Studio album by Melinda Schneider
- Released: May 2004
- Length: 39:16
- Label: Compass Brothers, Sony
- Producer: Graham Thompson

Melinda Schneider chronology
| Happy Tears (2002) | Family Tree (2004) | Stronger (2006) |

= Family Tree (Melinda Schneider album) =

Family Tree is the third studio album by the Australian country music singer Melinda Schneider. The album was released in May 2004 and peaked at number 64 on the ARIA Charts and was certified gold in 2006.

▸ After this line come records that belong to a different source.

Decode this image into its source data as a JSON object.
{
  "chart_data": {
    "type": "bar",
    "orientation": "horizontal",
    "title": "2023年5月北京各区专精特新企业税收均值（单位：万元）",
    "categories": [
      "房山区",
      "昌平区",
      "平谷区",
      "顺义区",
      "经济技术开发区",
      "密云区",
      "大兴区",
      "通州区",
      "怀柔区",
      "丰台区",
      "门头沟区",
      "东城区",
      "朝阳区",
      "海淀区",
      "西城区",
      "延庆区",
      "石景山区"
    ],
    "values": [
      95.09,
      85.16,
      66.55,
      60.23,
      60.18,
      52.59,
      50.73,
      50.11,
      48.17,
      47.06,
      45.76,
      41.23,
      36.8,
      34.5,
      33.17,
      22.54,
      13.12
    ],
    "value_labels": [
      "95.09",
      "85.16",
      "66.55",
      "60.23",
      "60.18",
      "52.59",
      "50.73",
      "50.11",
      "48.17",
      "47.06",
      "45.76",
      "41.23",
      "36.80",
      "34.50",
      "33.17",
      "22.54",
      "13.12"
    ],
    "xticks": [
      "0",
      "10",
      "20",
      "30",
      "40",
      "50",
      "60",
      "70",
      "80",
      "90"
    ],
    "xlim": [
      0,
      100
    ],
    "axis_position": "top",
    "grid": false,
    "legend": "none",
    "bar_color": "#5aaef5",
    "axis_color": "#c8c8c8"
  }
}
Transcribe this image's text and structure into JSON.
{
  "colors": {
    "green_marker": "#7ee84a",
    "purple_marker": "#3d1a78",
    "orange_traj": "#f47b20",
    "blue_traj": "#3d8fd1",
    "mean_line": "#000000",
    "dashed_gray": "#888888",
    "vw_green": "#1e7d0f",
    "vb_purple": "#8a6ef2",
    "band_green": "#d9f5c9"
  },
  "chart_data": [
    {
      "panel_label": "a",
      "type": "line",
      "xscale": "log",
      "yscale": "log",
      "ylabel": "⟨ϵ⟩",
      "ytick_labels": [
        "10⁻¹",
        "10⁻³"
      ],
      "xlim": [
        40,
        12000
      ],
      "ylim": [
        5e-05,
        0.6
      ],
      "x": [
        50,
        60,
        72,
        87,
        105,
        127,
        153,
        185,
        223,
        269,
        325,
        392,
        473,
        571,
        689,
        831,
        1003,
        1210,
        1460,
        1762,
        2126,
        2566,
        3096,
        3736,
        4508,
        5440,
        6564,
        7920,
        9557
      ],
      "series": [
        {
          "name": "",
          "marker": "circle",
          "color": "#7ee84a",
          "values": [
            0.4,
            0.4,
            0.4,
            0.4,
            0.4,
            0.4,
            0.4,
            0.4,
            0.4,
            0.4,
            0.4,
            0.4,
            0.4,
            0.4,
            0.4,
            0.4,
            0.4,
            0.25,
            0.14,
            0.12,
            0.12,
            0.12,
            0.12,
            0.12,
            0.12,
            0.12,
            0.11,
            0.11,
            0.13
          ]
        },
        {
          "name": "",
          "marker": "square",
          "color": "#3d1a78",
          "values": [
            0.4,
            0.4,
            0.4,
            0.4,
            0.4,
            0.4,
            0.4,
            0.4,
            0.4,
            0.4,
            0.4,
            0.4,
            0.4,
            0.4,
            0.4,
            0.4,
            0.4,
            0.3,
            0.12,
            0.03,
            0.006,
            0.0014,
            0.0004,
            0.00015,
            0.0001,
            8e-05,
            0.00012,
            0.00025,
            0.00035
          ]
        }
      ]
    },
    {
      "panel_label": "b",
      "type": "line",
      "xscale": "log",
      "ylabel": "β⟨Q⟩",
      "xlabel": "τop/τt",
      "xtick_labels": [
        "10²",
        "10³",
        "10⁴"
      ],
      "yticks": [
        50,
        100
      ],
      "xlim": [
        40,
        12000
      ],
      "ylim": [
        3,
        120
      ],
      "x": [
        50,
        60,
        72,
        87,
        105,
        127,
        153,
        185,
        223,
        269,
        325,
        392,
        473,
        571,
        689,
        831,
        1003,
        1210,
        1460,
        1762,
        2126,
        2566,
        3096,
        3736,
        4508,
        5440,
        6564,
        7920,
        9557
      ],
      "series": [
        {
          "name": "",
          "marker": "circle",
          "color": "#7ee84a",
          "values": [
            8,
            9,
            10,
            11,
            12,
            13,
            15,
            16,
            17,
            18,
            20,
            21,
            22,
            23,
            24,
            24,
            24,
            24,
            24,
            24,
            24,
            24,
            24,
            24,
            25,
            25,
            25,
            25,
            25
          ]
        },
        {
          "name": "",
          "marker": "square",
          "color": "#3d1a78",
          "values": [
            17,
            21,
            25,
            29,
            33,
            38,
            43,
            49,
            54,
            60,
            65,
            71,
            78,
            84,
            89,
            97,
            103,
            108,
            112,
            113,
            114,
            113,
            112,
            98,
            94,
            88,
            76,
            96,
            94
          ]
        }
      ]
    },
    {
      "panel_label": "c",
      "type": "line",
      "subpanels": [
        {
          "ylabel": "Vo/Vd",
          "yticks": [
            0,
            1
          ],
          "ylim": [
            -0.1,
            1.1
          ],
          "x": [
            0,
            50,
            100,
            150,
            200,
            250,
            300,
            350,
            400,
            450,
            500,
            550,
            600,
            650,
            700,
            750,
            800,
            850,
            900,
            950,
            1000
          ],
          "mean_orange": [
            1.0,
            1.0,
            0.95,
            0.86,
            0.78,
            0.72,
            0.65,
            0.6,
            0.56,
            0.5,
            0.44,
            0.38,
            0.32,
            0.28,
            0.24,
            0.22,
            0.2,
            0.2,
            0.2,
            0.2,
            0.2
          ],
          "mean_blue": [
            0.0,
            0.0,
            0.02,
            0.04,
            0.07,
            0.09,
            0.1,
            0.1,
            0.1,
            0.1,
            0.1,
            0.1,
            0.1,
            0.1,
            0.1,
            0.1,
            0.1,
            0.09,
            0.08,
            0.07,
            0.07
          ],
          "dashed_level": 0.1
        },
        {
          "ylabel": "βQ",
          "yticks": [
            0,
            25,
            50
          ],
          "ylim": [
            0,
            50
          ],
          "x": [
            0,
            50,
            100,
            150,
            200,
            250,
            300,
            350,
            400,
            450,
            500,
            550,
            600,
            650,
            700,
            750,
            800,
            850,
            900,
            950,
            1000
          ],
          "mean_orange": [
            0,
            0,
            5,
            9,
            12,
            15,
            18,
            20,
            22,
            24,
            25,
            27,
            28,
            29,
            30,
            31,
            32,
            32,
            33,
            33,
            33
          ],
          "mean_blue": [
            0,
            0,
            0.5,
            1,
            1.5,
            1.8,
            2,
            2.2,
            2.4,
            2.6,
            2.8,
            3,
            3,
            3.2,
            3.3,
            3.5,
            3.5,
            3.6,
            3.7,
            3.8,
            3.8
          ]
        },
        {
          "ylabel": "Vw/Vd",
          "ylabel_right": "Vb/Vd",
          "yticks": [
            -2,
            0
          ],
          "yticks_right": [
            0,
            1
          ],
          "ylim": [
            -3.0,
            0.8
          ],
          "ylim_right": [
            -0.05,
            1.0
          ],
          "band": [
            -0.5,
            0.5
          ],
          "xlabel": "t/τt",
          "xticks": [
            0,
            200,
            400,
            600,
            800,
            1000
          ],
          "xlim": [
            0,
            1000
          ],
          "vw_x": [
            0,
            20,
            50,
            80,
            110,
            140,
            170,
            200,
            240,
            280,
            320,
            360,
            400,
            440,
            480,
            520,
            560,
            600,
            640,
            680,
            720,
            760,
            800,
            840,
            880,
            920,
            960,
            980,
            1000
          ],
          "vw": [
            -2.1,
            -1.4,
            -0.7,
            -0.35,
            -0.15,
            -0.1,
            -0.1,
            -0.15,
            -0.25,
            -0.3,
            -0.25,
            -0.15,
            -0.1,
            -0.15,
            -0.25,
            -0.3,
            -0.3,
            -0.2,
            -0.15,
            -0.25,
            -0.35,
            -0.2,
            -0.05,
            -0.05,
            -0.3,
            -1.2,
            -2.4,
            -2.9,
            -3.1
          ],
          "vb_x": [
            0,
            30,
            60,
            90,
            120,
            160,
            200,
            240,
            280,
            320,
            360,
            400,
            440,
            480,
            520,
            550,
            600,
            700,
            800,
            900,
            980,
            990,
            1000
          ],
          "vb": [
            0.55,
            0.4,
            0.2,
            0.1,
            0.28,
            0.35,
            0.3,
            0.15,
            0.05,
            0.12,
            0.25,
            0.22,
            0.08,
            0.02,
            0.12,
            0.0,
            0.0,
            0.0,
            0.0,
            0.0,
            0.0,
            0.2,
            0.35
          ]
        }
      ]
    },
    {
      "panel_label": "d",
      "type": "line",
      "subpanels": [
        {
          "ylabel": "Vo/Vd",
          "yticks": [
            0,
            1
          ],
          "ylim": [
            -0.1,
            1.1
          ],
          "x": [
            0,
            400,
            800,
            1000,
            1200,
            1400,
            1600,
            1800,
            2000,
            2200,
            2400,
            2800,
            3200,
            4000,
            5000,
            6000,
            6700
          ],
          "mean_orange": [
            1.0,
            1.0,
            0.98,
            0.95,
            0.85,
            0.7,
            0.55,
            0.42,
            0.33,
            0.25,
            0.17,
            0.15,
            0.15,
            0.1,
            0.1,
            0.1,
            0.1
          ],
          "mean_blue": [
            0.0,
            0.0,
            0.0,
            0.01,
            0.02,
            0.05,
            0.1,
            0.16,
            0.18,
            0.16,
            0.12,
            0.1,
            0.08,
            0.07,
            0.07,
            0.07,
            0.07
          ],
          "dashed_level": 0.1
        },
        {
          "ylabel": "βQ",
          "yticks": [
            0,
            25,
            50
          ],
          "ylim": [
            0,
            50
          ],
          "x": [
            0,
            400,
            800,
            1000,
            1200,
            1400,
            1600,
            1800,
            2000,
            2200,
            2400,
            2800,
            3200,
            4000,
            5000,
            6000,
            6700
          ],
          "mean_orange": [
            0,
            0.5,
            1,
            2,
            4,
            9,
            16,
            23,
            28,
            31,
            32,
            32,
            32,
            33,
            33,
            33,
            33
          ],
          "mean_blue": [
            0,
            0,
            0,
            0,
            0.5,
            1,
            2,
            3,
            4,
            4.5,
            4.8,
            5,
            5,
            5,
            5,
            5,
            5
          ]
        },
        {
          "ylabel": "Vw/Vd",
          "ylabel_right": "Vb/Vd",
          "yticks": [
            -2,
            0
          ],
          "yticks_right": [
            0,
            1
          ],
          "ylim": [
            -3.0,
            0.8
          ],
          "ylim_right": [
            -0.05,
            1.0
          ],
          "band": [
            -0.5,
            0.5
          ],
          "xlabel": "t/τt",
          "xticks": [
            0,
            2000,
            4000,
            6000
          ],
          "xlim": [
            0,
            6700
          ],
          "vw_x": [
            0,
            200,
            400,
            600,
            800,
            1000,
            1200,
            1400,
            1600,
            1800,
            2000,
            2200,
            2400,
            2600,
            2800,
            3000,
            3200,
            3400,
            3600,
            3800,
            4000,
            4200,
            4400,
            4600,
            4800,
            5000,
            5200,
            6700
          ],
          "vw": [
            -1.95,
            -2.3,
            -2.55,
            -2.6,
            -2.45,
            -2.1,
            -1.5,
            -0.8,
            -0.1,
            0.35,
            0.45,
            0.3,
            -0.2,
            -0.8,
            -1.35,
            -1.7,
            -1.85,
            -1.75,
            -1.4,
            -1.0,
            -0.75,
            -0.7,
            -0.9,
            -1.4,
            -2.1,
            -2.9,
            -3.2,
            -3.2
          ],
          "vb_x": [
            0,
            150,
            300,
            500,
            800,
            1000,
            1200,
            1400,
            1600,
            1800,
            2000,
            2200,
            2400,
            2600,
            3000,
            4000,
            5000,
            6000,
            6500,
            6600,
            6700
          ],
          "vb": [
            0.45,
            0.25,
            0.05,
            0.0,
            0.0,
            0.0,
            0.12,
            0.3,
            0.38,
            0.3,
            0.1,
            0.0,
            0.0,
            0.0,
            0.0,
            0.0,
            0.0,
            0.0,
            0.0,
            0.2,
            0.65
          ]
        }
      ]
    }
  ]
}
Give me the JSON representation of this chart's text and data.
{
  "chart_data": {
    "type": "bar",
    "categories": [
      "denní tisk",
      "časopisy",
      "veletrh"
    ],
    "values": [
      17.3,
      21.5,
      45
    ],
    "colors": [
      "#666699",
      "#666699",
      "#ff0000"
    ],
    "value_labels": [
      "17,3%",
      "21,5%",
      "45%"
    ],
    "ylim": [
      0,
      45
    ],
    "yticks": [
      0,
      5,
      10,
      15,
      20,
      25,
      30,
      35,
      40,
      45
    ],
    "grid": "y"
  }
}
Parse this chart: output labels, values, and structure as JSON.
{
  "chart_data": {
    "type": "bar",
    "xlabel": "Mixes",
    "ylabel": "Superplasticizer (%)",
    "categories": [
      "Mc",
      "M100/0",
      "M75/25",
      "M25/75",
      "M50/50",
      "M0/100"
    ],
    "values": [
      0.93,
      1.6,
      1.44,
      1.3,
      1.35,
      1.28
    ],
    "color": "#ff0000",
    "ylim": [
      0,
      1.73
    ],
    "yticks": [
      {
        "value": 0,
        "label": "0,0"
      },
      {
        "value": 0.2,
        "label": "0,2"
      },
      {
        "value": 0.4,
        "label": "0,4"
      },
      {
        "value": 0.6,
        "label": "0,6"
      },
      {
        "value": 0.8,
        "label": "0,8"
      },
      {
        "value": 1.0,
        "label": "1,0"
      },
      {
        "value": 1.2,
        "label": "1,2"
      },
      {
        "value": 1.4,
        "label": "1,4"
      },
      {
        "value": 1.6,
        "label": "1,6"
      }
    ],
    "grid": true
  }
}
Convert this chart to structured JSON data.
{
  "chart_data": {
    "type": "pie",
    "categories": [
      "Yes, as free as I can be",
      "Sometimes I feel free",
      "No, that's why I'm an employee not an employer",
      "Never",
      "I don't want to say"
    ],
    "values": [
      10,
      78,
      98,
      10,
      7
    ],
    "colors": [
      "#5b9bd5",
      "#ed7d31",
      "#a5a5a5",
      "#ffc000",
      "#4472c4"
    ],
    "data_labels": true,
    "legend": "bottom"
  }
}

At the 2004 ARIA Music Awards, the album was nominated for Best Country Album. At the 2005 Country Music Awards of Australia, the album won Album of the Year. "Real People" also won Song of the Year.

==Track listing==
1. "Family Tree" – 2:47
2. "Sgt. Bean" – 3:50
3. "Beautiful Thing" – 2:38
4. "Walk That Wire" – 3:42
5. "Dream Him Home" – 3:37
6. "The Healing Power" – 3:07
7. "I Wanna Be Married" – 2:41
8. "Real People" – 3:48
9. "Goodbye House" – 4:33
10. "The L Word" – 2:59
11. "That's What I Was Thinking" – 3:22
12. "Spaghetti Is Ready" – 2:03

==Charts==

Chart performance for Family Tree
| Chart (2004) | Peak position |
|---|---|
| Australian Albums (ARIA) | 64 |

==Certification==

Certifications for Family Tree
| Region | Certification | Certified units/sales |
| Australia (ARIA) | Gold | 35,000^{^} |
^{^} Shipments figures based on certification alone.